Not at ease in an entitled, born-to-rule sense. But because there is such a warmth from all the people in that building – and, for me, at least some familiarity. I’d been in No. 10 in my twenties as a young researcher and a special adviser. I had returned in my thirties for briefings on urgent issues as an MP and leader of the opposition. Now I was back, aged forty-three, as the youngest prime minister since Lord Liverpool in 1812.

But it was time to return to the 1922. As our backbench MPs clustered in the huge committee room, Samantha and I were led in by Patrick McLoughlin. ‘Colleagues, the prime minister,’ he said. There was an eruption of clapping, stamping and cheering.

Afterwards, I went back to my Commons office to thank the wider team.

I never did go back into the Shadow Cabinet Room.

In many ways, those five days in May were the most surreal and tense of my five years as opposition leader. But looking back, some of the things that looked as if they would hinder our path to power actually smoothed the way.

Take Nick Clegg. During the election campaign he had seemed like a big obstacle: the insurgent with a message of change. But the fact that we had similar temperaments and values, and were thinking the same way when crunch time came, meant that we were able to form this historic union when we had to.

And take Gordon Brown, with his determination to cling on in No. 10. While it seemed like another roadblock to us at the time, his stubbornness pushed us harder towards coalition, and bought us time to thrash things out with the Lib Dems. Had he gone straight away, we would have been forced into power in a minority arrangement that could well have failed.

People have since questioned whether I exaggerated the threat of AV being imposed without a referendum in order to get Tory MPs to agree to offer the Lib Dems something on voting reform.

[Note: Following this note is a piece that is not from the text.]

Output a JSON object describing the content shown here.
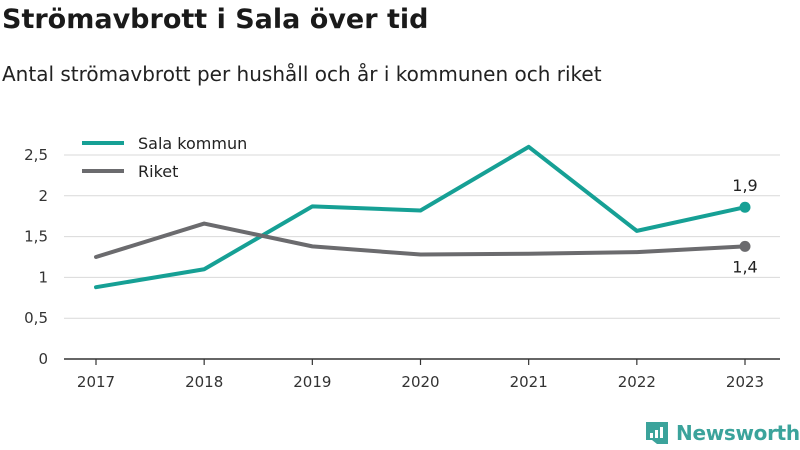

The truth is that I was absolutely convinced that Labour had put it on the table. Why wouldn’t they? Brown was willing to sacrifice himself, so surely they were willing to do whatever it took.

Even if they hadn’t offered AV without a referendum, they definitely were offering it with one. We would have had to match that anyway. Eventually it emerged that what had happened was somewhere between the two. Brown had said that, in the circumstances of an AV referendum, he would throw the full resources of Labour behind a ‘yes’ campaign. That was more than I was offering, and perhaps accounts for the confusing signals we were receiving at the time.

I am in no doubt that our flexibility and the concessions we were willing to make, combined with the tone we adopted from the outset, made a huge difference in bringing our two parties together.

In many ways, the boldest move wasn’t the decision to form a coalition; it was the decision to make it work. There would be many difficult arguments and painful compromises to come. Sometimes there were full-on shouting matches and accusations of bad faith. Like all governments we made mistakes and missteps. But it was to prove one of the most stable – and, I would argue, most successful – governments anywhere in Europe. And I never once regretted the course we had taken.